Yes, I’m being facetious with that last statement. If someone were watching me pound out this blog on my computer they might want to tell me to “relax.” I suppose my “anger” (for lack of a better word) about what I knew in my heart to be true, but didn’t want to admit, is that a finding like this bluntly points out the precarious position strong women often find themselves in. Is it better for a woman to “play the game” and politely assert her position, hoping that it’s effective enough to persuade someone to her position? Or is it better to passionately assert her position, educating people along the way that they should not discount her passion as “hysterics” or “a cover-up” for a weak position?

I want to say let’s not kowtow to society’s specious stereotypes, but to do so is not necessarily practical. So, in the meantime, while everyone hopefully becomes used to the idea that women can, in fact, make both aggressive AND valid arguments, we should look for ways in which we can minimize the adverse effects found in the study. Women litigators should seek out feedback from men and women about their presentation style, and look for ways they are unintentionally undermining their efforts through what might be perceived as an “overly emotional” style. Specifically, listen for tone and watch your body language.

During a shadow jury project I worked on, the shadow jurors critiqued one of the female attorneys for many aspects of her behavior. They said things like: “She always seemed so angry.” “Her heels make this loud click, click, click sound on the floor.” “She’d jab the documents at the witness.” “She threw her notebook on the table.” “She’s always scurrying around.” True, men would not likely get this same criticism; however, I recall this particular attorney, and I have to say that I even thought she seemed angry…angry for no real reason. So, again, ask someone for honest feedback. Videotape yourself. You might not like the critique and might not believe it’s fair, but in the end, the goal is to become the most credible speaker you can be.
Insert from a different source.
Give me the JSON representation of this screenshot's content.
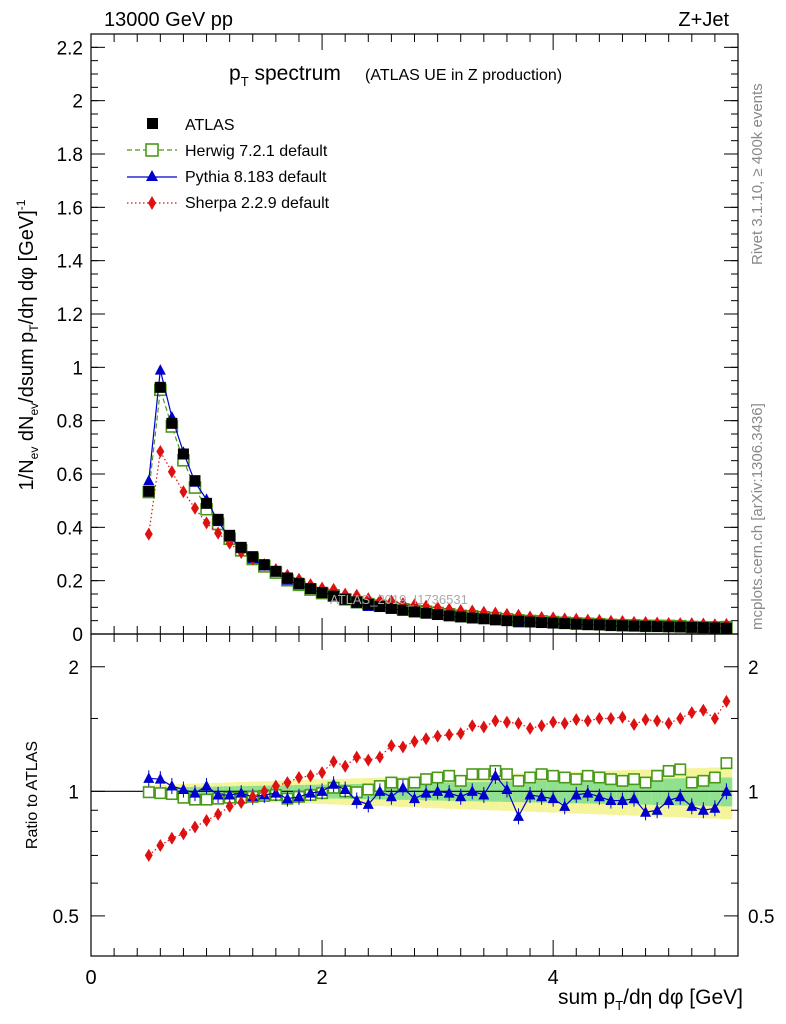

Regarding jurors, I am not advocating that you eliminate all strong women from your panel. Instead, I believe we go back to something I mentioned earlier – the need to both “arm” and “motivate” jurors for deliberations. If the critique is that “angry” women do not appear to also have “valid” arguments, then the need to “arm” all jurors is even more necessary. Arm both the men and the women on the panel with a simple and clear way to recall and use key evidence, tied specifically to the verdict form questions. The juror who can hold up evidence and refute the baseless (albeit loud) assertions made by an angry woman OR man (a motivated but unarmed juror), will win the day.

I’ll end with a quick critique: While I believe the results of the above study are thought-provoking and, in many ways, confirm what many have long felt to be true, I think we should put an asterisk next to them since the study was conducted using written stimuli instead of in personal interactions. The significance of in-person interactions cannot be underestimated. It would be interesting to conduct similar research where the interpersonal dynamic and non-verbal communication aspects can be studied. The impact of these issues are especially important for deliberations where a juror’s interpersonal skills and nonverbal behaviors can have a profound effect on his or her ability to persuade their fellow jurors.